You may remember I described the street/lane-thingy that we walked down to get to the Ouaga church. It was dark the first time, and I was still a little tense waiting for a Muslim terrorist to jump out and kill me. Ok, maybe not that bad, but still it’s a very unfamiliar place, it’s dark, and you’re walking down a you’re-not-so-sure-about-this road.
The next two evenings we were a little earlier for service and the walk was a little more…uh…pleasant? I realized the next night this was merely a residential street. In some ways not too different than the street that I live on. By the third night I was probably at the church before Bro Jeffrey got halfway. He’s an African man, I’m an American. Whatever is waiting for him will be there, wherever I intend to be, why should I waste time on the journey? What I mean is that I walked fast, not because of fear, but because I was comfortable on my own.

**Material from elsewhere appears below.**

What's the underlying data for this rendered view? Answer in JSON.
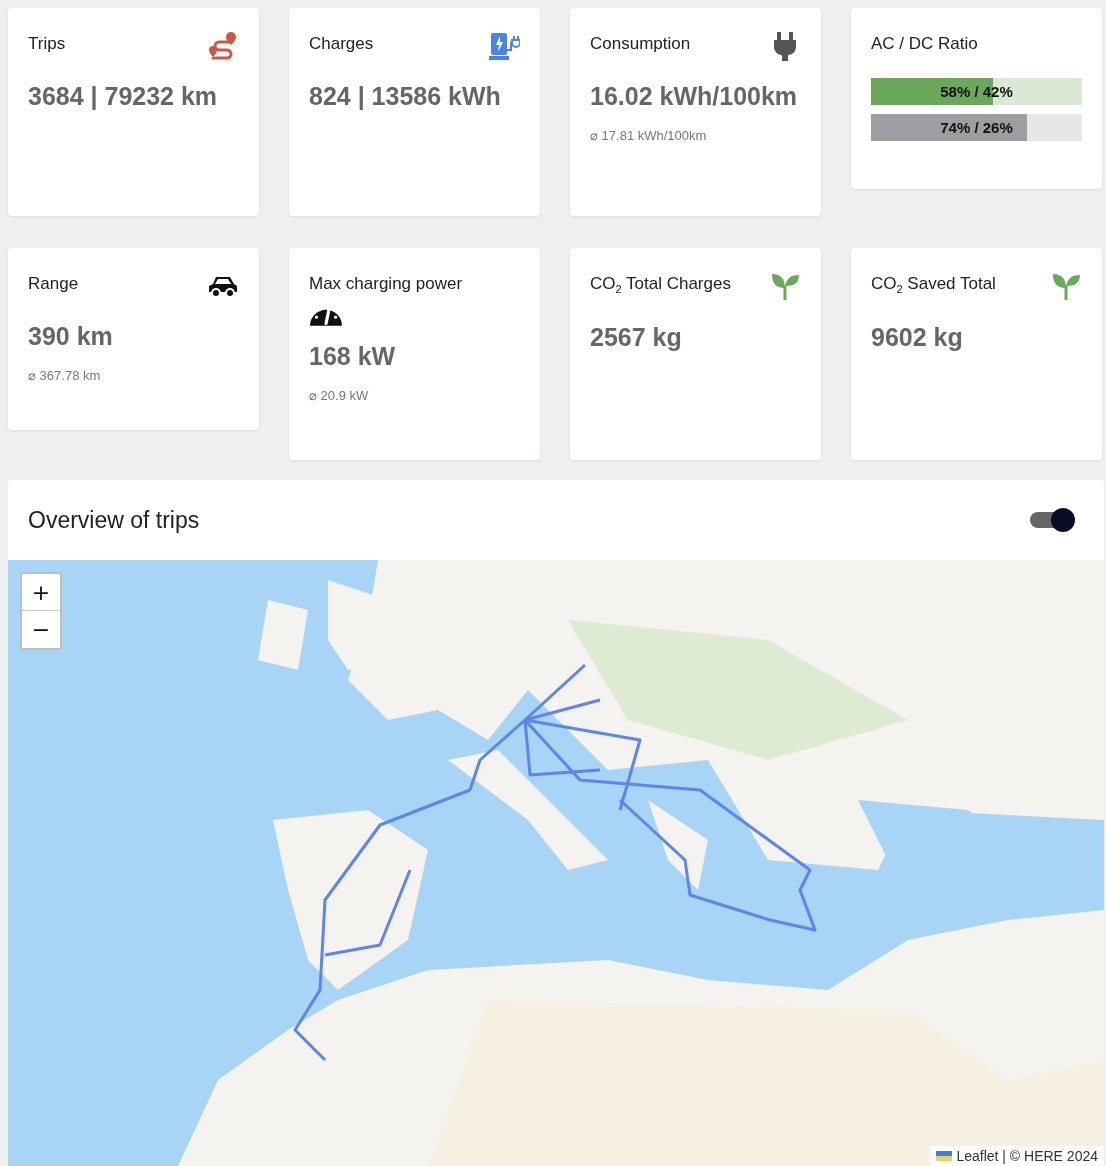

Well, if one could call walking down a dusty, trash ridden, water strewn residential street comfortable. My poor shoes may never come clean.

So coming down this quaint residential lane, children are playing, riding past on their bikes, cars, motor bikes, men sitting in chairs on their….front porches….the occasional Deiu Vous Benice or Bonjour called out and we arrive at the church. The road seems to part around it. The parking lot for the church is on the left side the road continues on the right. There are benches outside in the front and the left side. It is a mud brick building with a tin roof. There is a generator running a short distance away from the building. There are speakers (far too loud) but the audio must reach outside too. It’s hot. It’s dusty. The first night I wiped my face with my handkerchief I was taken aback by how red it was from the dust that had adhered to my face.

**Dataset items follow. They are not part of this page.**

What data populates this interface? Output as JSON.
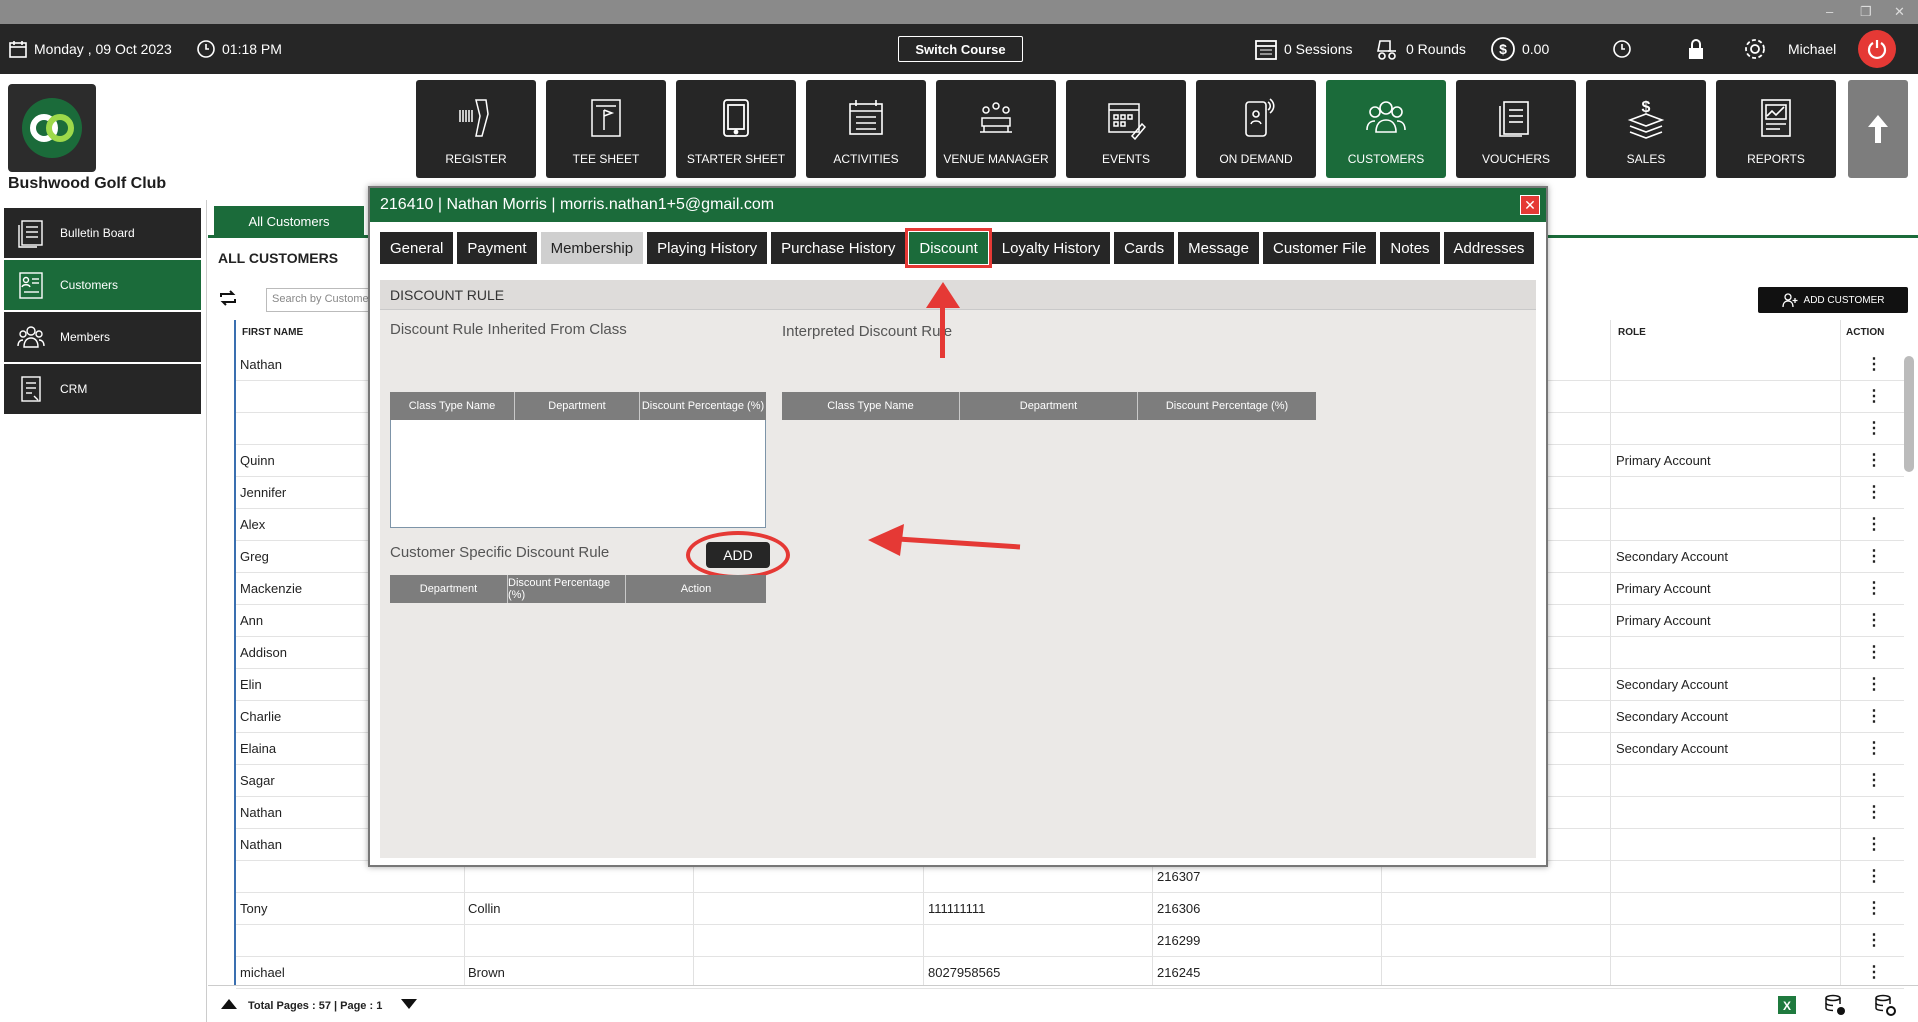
{
  "topbar": {
    "date": "Monday ,  09 Oct 2023",
    "time": "01:18 PM",
    "switch_course": "Switch Course",
    "sessions": "0 Sessions",
    "rounds": "0 Rounds",
    "balance": "0.00",
    "user": "Michael"
  },
  "club": {
    "name": "Bushwood Golf Club"
  },
  "nav": [
    {
      "label": "REGISTER",
      "icon": "barcode-scanner-icon"
    },
    {
      "label": "TEE SHEET",
      "icon": "tee-sheet-icon"
    },
    {
      "label": "STARTER SHEET",
      "icon": "tablet-icon"
    },
    {
      "label": "ACTIVITIES",
      "icon": "activities-icon"
    },
    {
      "label": "VENUE MANAGER",
      "icon": "venue-icon"
    },
    {
      "label": "EVENTS",
      "icon": "events-icon"
    },
    {
      "label": "ON DEMAND",
      "icon": "phone-icon"
    },
    {
      "label": "CUSTOMERS",
      "icon": "customers-icon",
      "active": true
    },
    {
      "label": "VOUCHERS",
      "icon": "vouchers-icon"
    },
    {
      "label": "SALES",
      "icon": "sales-icon"
    },
    {
      "label": "REPORTS",
      "icon": "reports-icon"
    }
  ],
  "sidebar": {
    "items": [
      {
        "label": "Bulletin Board"
      },
      {
        "label": "Customers",
        "active": true
      },
      {
        "label": "Members"
      },
      {
        "label": "CRM"
      }
    ]
  },
  "main": {
    "tab": "All Customers",
    "title": "ALL CUSTOMERS",
    "search_placeholder": "Search by Customer",
    "add_customer": "ADD CUSTOMER",
    "headers": {
      "first_name": "FIRST NAME",
      "role": "ROLE",
      "action": "ACTION"
    },
    "rows": [
      {
        "first": "Nathan",
        "last": "",
        "phone": "",
        "id": "",
        "role": ""
      },
      {
        "first": "",
        "last": "",
        "phone": "",
        "id": "",
        "role": ""
      },
      {
        "first": "",
        "last": "",
        "phone": "",
        "id": "",
        "role": ""
      },
      {
        "first": "Quinn",
        "last": "",
        "phone": "",
        "id": "",
        "role": "Primary Account"
      },
      {
        "first": "Jennifer",
        "last": "",
        "phone": "",
        "id": "",
        "role": ""
      },
      {
        "first": "Alex",
        "last": "",
        "phone": "",
        "id": "",
        "role": ""
      },
      {
        "first": "Greg",
        "last": "",
        "phone": "",
        "id": "",
        "role": "Secondary Account"
      },
      {
        "first": "Mackenzie",
        "last": "",
        "phone": "",
        "id": "",
        "role": "Primary Account"
      },
      {
        "first": "Ann",
        "last": "",
        "phone": "",
        "id": "",
        "role": "Primary Account"
      },
      {
        "first": "Addison",
        "last": "",
        "phone": "",
        "id": "",
        "role": ""
      },
      {
        "first": "Elin",
        "last": "",
        "phone": "",
        "id": "",
        "role": "Secondary Account"
      },
      {
        "first": "Charlie",
        "last": "",
        "phone": "",
        "id": "",
        "role": "Secondary Account"
      },
      {
        "first": "Elaina",
        "last": "",
        "phone": "",
        "id": "",
        "role": "Secondary Account"
      },
      {
        "first": "Sagar",
        "last": "",
        "phone": "",
        "id": "",
        "role": ""
      },
      {
        "first": "Nathan",
        "last": "",
        "phone": "",
        "id": "",
        "role": ""
      },
      {
        "first": "Nathan",
        "last": "",
        "phone": "",
        "id": "",
        "role": ""
      },
      {
        "first": "",
        "last": "",
        "phone": "",
        "id": "216307",
        "role": ""
      },
      {
        "first": "Tony",
        "last": "Collin",
        "phone": "111111111",
        "id": "216306",
        "role": ""
      },
      {
        "first": "",
        "last": "",
        "phone": "",
        "id": "216299",
        "role": ""
      },
      {
        "first": "michael",
        "last": "Brown",
        "phone": "8027958565",
        "id": "216245",
        "role": ""
      }
    ],
    "action_glyph": "⋮",
    "footer": "Total Pages : 57 | Page : 1"
  },
  "modal": {
    "title": "216410 | Nathan Morris | morris.nathan1+5@gmail.com",
    "tabs": [
      {
        "label": "General"
      },
      {
        "label": "Payment"
      },
      {
        "label": "Membership",
        "style": "light"
      },
      {
        "label": "Playing History"
      },
      {
        "label": "Purchase History"
      },
      {
        "label": "Discount",
        "style": "discount"
      },
      {
        "label": "Loyalty History"
      },
      {
        "label": "Cards"
      },
      {
        "label": "Message"
      },
      {
        "label": "Customer File"
      },
      {
        "label": "Notes"
      },
      {
        "label": "Addresses"
      }
    ],
    "section_title": "DISCOUNT RULE",
    "inherited": {
      "title": "Discount Rule Inherited From Class",
      "cols": [
        "Class Type Name",
        "Department",
        "Discount Percentage (%)"
      ]
    },
    "interpreted": {
      "title": "Interpreted Discount Rule",
      "cols": [
        "Class Type Name",
        "Department",
        "Discount Percentage (%)"
      ]
    },
    "specific": {
      "title": "Customer Specific Discount Rule",
      "add": "ADD",
      "cols": [
        "Department",
        "Discount Percentage (%)",
        "Action"
      ]
    }
  },
  "colors": {
    "brand_green": "#1b6b3a",
    "dark": "#262626",
    "highlight_red": "#e53935"
  }
}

Have I mentioned that the Ouaga church meets EVERY night? EVERY NIGHT! Not just because I was there, they have been doing that for quite some time. I won’t digress on the conversations between Bro Gilbert and I over that point, but only to underscore that these people meet every night in a hot dusty tin can where the minister sits outside just for a reprieve from the heat of the building.
It is small too, people are crammed in here along with the speakers. So loud. Sometimes sisters would scream out in excitement during a song. Ouch.

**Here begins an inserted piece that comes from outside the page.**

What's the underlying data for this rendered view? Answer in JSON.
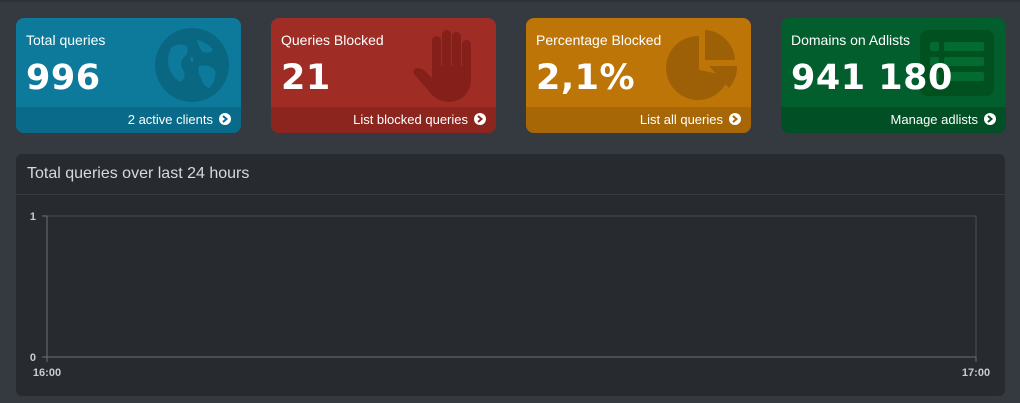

So now that you have the setting, I want to describe the contrast. I want to describe the smell, that I never quite notice going to the service, but ALWAYS noticed leaving the back of the building. Keep in mind after preaching, I’m way too hot, tired, and likely feeling queasy. So I step out of the church, and I notice the smell. It is a mixture of dust, trash, smoke from cook fires cooking meat and other things, and not a dead rotten fish smell, but it was smell of the leftover fish that had been cooked whole, and the bones, skin, etc had been discarded. It is a sickly sweet, but somehow not overpowering smell. It doesn’t reek terribly, but you cannot deny the presence of the smell.
Tonight a brother came to pick us up from the hotel to take us to church. He is driving a Toyota Corolla. It is a clean car. It smells like American car air freshener. I don’t know what scent it is, but it is heavenly, just heavenly. The contrast the smell of that car brought to me was very strong. It had been a week and a half since I smelled something so nice I think.